Throughout the night I sparingly turned the car on and off for heat. We shared the buffalo robe. The storm raged on. I went outside a number of times with my small ice scraper thinking I could carve out the blowing mound of snow that had now swept the car off its wheels.
As an English major, I had brought my Riverside Shakespeare textbook with me. We always had reading to do! So, as the storm continued and Kiki wondered if we would ever be found, I was doing my homework. There I was, reading sonnets, with my green REI headlamp beaming light onto the well-worn pages.
One might think this is where I write about how Shakespeare saved my life during a difficult time. No. Not this time. I’m sure reading his sonnets added perspective, but recently, when my girlfriend was telling me to ‘tell her a story’ while she muted the phone and did the dishes, this story came up. I hadn’t thought of it in years until I was sharing with a colleague this strange sense of not feeling ‘productive’ enough while the world faces a pandemic. We caught ourselves and mused at our sense of urgency and conditioning.
G, my gf, a poet, had suggested I write this story. It has already written itself, she told me.
I wondered what the ‘so what’ of the story was. She told me it could just be a story. Hmm. But, as my legs took to the trail, as is their way, seemed like more wanted to come forward.
G was connecting it to the larger phenomena of so many of us trying to act ‘normally’, with the same expectations of ourselves, in the middle of an unprecedented event. Covid19.
This morning the governor of California told 40 million Californians to shelter-in-place. The news circulates around us. I take it in in small doses. China had no new cases yesterday but Italy had more. Trump continues to act ineptly when we need to be manufacturing more masks and respirators.
My university graciously extended our spring quarter start date by a week so we can take more time to cue our classes up. The situation we are in is much more complex than all of that...but somehow, actually, doing my work grounds me. It gives me a sense of an anchor when so much is unknown.

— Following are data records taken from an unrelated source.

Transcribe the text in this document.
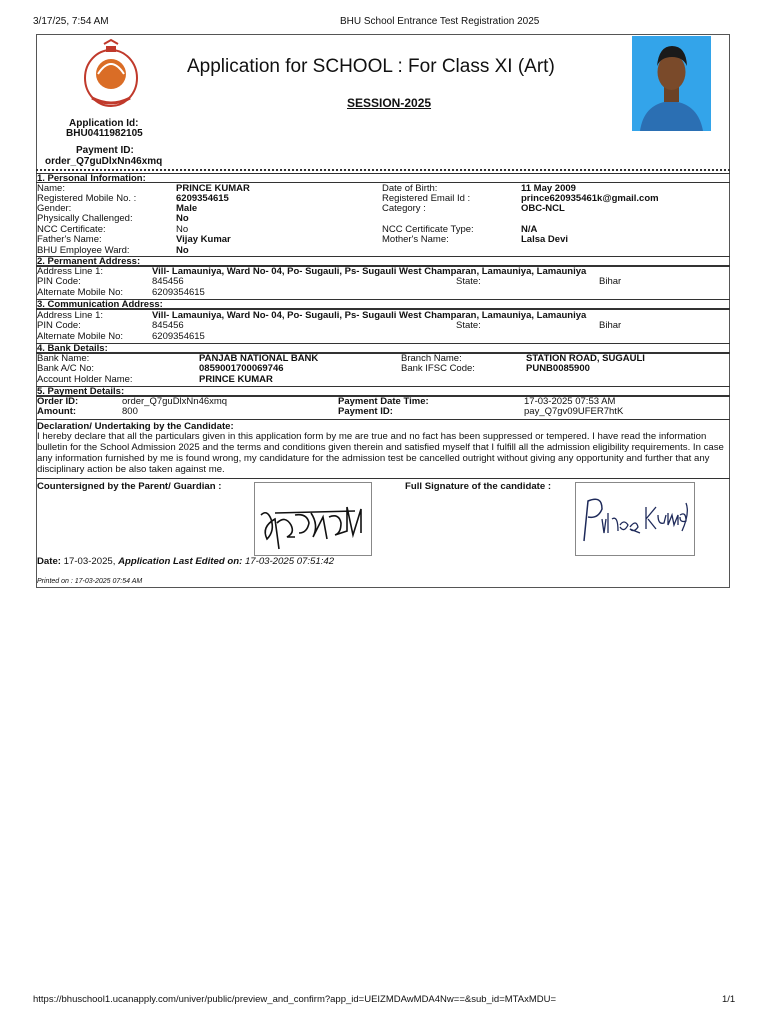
3/17/25, 7:54 AM	BHU School Entrance Test Registration 2025
Application for SCHOOL : For Class XI (Art)
SESSION-2025
Application Id:
BHU0411982105
Payment ID:
order_Q7guDlxNn46xmq
1. Personal Information:
Name:	PRINCE KUMAR	Date of Birth:	11 May 2009
Registered Mobile No. :	6209354615	Registered Email Id :	prince620935461k@gmail.com
Gender:	Male	Category :	OBC-NCL
Physically Challenged:	No
NCC Certificate:	No	NCC Certificate Type:	N/A
Father's Name:	Vijay Kumar	Mother's Name:	Lalsa Devi
BHU Employee Ward:	No
2. Permanent Address:
Address Line 1:	Vill- Lamauniya, Ward No- 04, Po- Sugauli, Ps- Sugauli West Champaran, Lamauniya, Lamauniya
PIN Code:	845456	State:	Bihar
Alternate Mobile No:	6209354615
3. Communication Address:
Address Line 1:	Vill- Lamauniya, Ward No- 04, Po- Sugauli, Ps- Sugauli West Champaran, Lamauniya, Lamauniya
PIN Code:	845456	State:	Bihar
Alternate Mobile No:	6209354615
4. Bank Details:
Bank Name:	PANJAB NATIONAL BANK	Branch Name:	STATION ROAD, SUGAULI
Bank A/C No:	0859001700069746	Bank IFSC Code:	PUNB0085900
Account Holder Name:	PRINCE KUMAR
5. Payment Details:
Order ID:	order_Q7guDlxNn46xmq	Payment Date Time:	17-03-2025 07:53 AM
Amount:	800	Payment ID:	pay_Q7gv09UFER7htK
Declaration/ Undertaking by the Candidate:
I hereby declare that all the particulars given in this application form by me are true and no fact has been suppressed or tempered. I have read the information bulletin for the School Admission 2025 and the terms and conditions given therein and satisfied myself that I fulfill all the admission eligibility requirements. In case any information furnished by me is found wrong, my candidature for the admission test be cancelled outright without giving any opportunity and further that any disciplinary action be also taken against me.
Countersigned by the Parent/ Guardian :	Full Signature of the candidate :
Date: 17-03-2025, Application Last Edited on: 17-03-2025 07:51:42
Printed on : 17-03-2025 07:54 AM
https://bhuschool1.ucanapply.com/univer/public/preview_and_confirm?app_id=UEIZMDAwMDA4Nw==&sub_id=MTAxMDU=	1/1
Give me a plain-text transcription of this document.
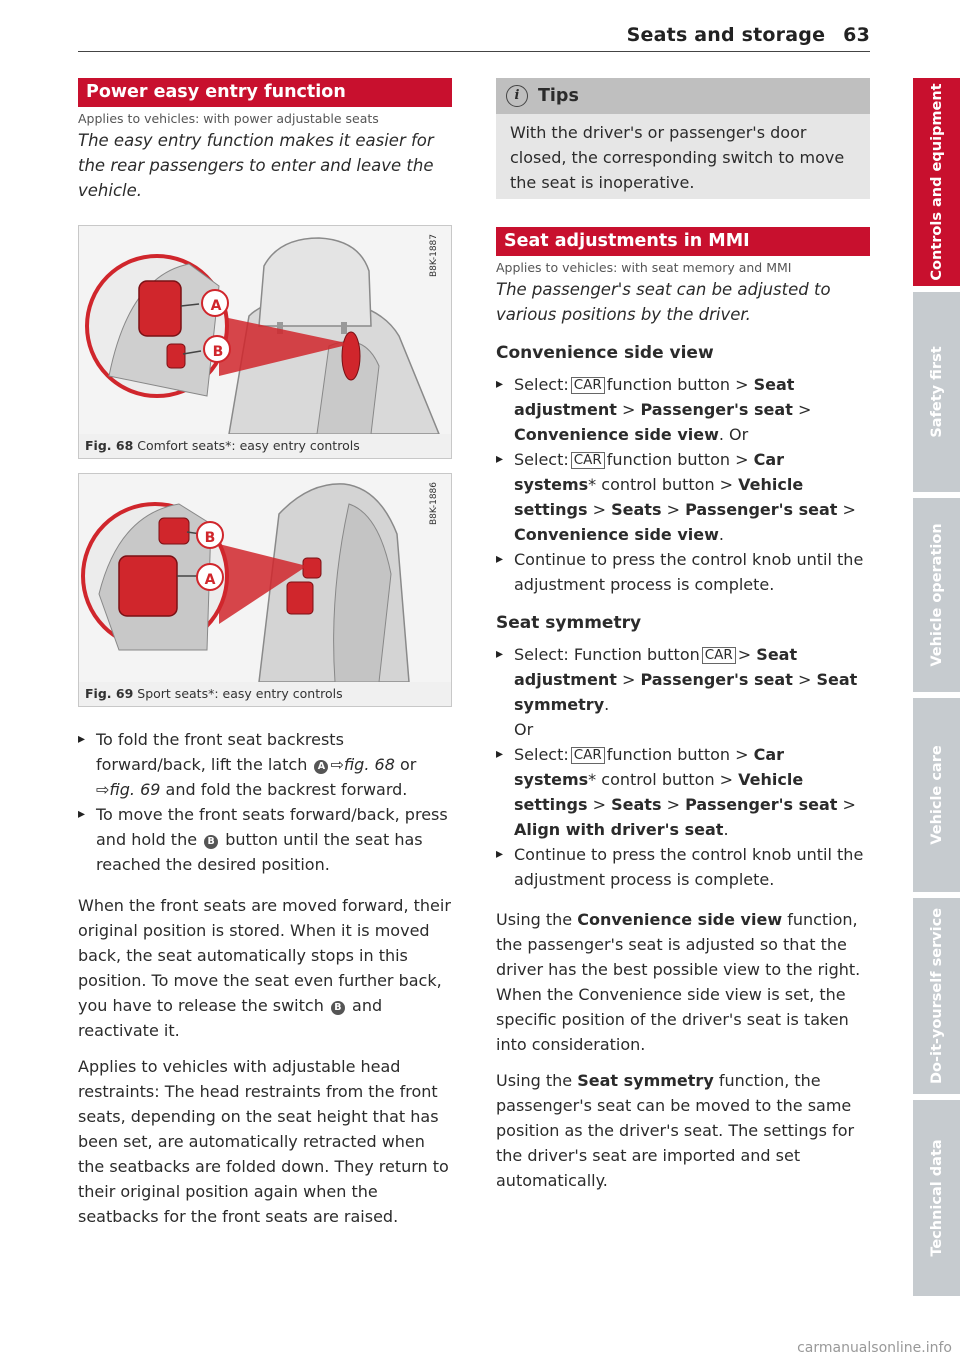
Seats and storage 63
Power easy entry function
Applies to vehicles: with power adjustable seats

The easy entry function makes it easier for the rear passengers to enter and leave the vehicle.

A
B
B8K-1887
Fig. 68 Comfort seats*: easy entry controls
B
A
B8K-1886
Fig. 69 Sport seats*: easy entry controls

▸ To fold the front seat backrests forward/back, lift the latch A ⇨fig. 68 or ⇨fig. 69 and fold the backrest forward.

▸ To move the front seats forward/back, press and hold the B button until the seat has reached the desired position.

When the front seats are moved forward, their original position is stored. When it is moved back, the seat automatically stops in this position. To move the seat even further back, you have to release the switch B and reactivate it.

Applies to vehicles with adjustable head restraints: The head restraints from the front seats, depending on the seat height that has been set, are automatically retracted when the seatbacks are folded down. They return to their original position again when the seatbacks for the front seats are raised.

i	Tips
With the driver's or passenger's door closed, the corresponding switch to move the seat is inoperative.
Seat adjustments in MMI
Applies to vehicles: with seat memory and MMI

The passenger's seat can be adjusted to various positions by the driver.

Convenience side view

▸ Select: CAR function button > Seat adjustment > Passenger's seat > Convenience side view. Or

▸ Select: CAR function button > Car systems* control button > Vehicle settings > Seats > Passenger's seat > Convenience side view.

▸ Continue to press the control knob until the adjustment process is complete.

Seat symmetry

▸ Select: Function button CAR > Seat adjustment > Passenger's seat > Seat symmetry.
Or

▸ Select: CAR function button > Car systems* control button > Vehicle settings > Seats > Passenger's seat > Align with driver's seat.

▸ Continue to press the control knob until the adjustment process is complete.

Using the Convenience side view function, the passenger's seat is adjusted so that the driver has the best possible view to the right. When the Convenience side view is set, the specific position of the driver's seat is taken into consideration.

Using the Seat symmetry function, the passenger's seat can be moved to the same position as the driver's seat. The settings for the driver's seat are imported and set automatically.

Controls and equipment
Safety first
Vehicle operation
Vehicle care
Do-it-yourself service
Technical data
carmanualsonline.info
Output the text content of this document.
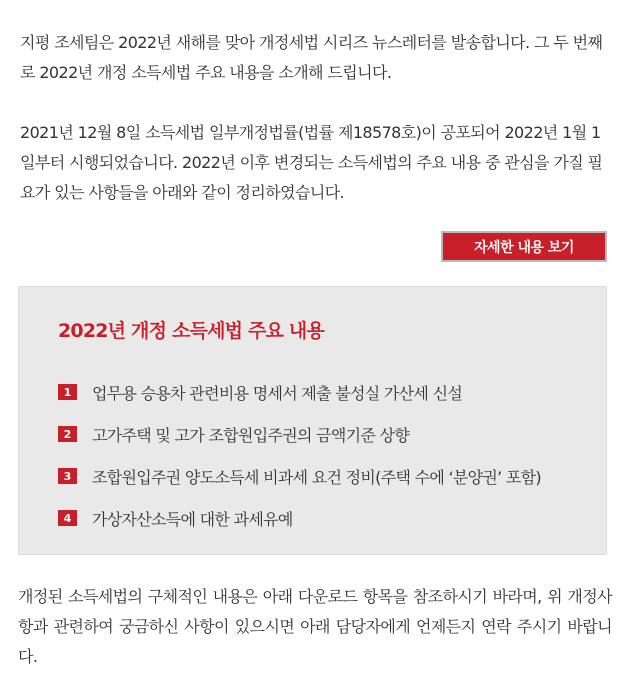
지평 조세팀은 2022년 새해를 맞아 개정세법 시리즈 뉴스레터를 발송합니다. 그 두 번째로 2022년 개정 소득세법 주요 내용을 소개해 드립니다.

2021년 12월 8일 소득세법 일부개정법률(법률 제18578호)이 공포되어 2022년 1월 1일부터 시행되었습니다. 2022년 이후 변경되는 소득세법의 주요 내용 중 관심을 가질 필요가 있는 사항들을 아래와 같이 정리하였습니다.

자세한 내용 보기
2022년 개정 소득세법 주요 내용
1	업무용 승용차 관련비용 명세서 제출 불성실 가산세 신설
2	고가주택 및 고가 조합원입주권의 금액기준 상향
3	조합원입주권 양도소득세 비과세 요건 정비(주택 수에 ‘분양권’ 포함)
4	가상자산소득에 대한 과세유예

개정된 소득세법의 구체적인 내용은 아래 다운로드 항목을 참조하시기 바라며, 위 개정사항과 관련하여 궁금하신 사항이 있으시면 아래 담당자에게 언제든지 연락 주시기 바랍니다.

What I know is that in this moment I can attend to this moment. I can be in control of whether I am freaking out about an imagined future, or actually being present with what is directly in front of me. I have enough food. I have shelter. I have clean water. No small things. And, I can cut myself a little slack and take the circumstances into account when I’m internally gauging my level of concentration or productivity. I have control over that inner judge—and can tell her to relax.
If I had died in that snowstorm, would it have mattered that I did my homework? No. But perhaps reading Shakespeare at that moment grounded me in a way that was useful. If I die of Covid19 will it matter that my spring classes are all set to go? No. But being in the practice of creating them through the lens of loving kindness for myself and my students, does matter. It does ground me in the present.
I suppose I am advocating we bestow a certain level of gentleness and compassion upon ourselves and others as we navigate new terrain.
In the field of somatics, we are more powerful when we are grounded and at ease, rather than contracted. Staying centered and breathing is the first step.
The classes will get created. Our world will get to the other side of this. We are in this together and our interdependence is vividly apparent. And, just so you know, you can rest assured, if we’re ever in a snow storm together I will not only share my buffalo robe with you, but will also read you Shakespeare. Only this time, it won’t be to complete the homework.